1688. Anomalous Diffusion Tensor Imaging
Matt G. Hall 1 , Thomas Richard Barrick 2
1 Dept of Computer Science, University College London, London, United Kingdom; 2 Centre for Clinical Neuroscience, Division of
Cardiac & Vasculas Sciences, St Georges, University of London, London, United Kingdom
The theory of anomalous diffusion applied to diffusion imaging predicts a stretched-exponential form for the decay of diffusion-weighted signal with b-
value. We generalise this to consider diretional anisotropy of the parameters of the stretched-exponential form. The resulting technique (anomalous diffusion
tensor imaging) provides estimates of tensors describing diffusivity and tissue heteroegeneity in each scan voxel.
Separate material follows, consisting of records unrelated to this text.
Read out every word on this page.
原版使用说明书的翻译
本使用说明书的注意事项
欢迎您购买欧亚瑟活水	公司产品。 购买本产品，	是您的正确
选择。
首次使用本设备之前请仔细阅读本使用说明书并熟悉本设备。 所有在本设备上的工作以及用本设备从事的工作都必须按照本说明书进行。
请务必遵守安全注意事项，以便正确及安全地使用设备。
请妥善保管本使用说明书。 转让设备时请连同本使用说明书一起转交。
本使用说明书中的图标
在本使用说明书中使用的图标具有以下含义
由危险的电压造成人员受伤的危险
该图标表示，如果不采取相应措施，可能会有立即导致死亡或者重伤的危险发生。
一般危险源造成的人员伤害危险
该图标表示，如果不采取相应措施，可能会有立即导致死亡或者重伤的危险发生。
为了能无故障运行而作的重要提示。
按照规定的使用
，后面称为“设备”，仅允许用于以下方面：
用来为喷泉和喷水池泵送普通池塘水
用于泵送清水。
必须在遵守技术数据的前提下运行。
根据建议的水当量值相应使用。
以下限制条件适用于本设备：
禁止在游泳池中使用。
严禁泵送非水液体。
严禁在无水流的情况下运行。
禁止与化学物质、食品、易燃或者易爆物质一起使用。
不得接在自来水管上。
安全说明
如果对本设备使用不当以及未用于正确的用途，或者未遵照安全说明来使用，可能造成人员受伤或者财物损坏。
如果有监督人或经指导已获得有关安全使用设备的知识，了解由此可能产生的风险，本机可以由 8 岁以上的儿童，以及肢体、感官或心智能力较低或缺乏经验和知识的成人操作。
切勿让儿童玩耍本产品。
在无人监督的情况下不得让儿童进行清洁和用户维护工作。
We apprly the technique to healthy in vivo
data and use the resulting tensors to infer tissue microstructure perform streamline tractography in the corpus callosum.
1689. Spectral Decomposition of a 4-Rank Tensor and Applications to Generalised Diffusion Tensor Imaging
Marta Morgado Correia 1,2 , Guy B. Williams 2
1 MRC Cognition and Brain Sciences Unit, Cambridge, Cambridgeshire, United Kingdom; 2 Wolfson Brain Imaging Centre,
Cambridge, Cambridgeshire, United Kingdom
In this work we show how spectral decomposition of a 4-rank generalised diffusion tensor can be used to characterise brain structure, including the definition
of two metrics of anisotropy that do not depend on the arbitrary choice of a normalising function and its parameters.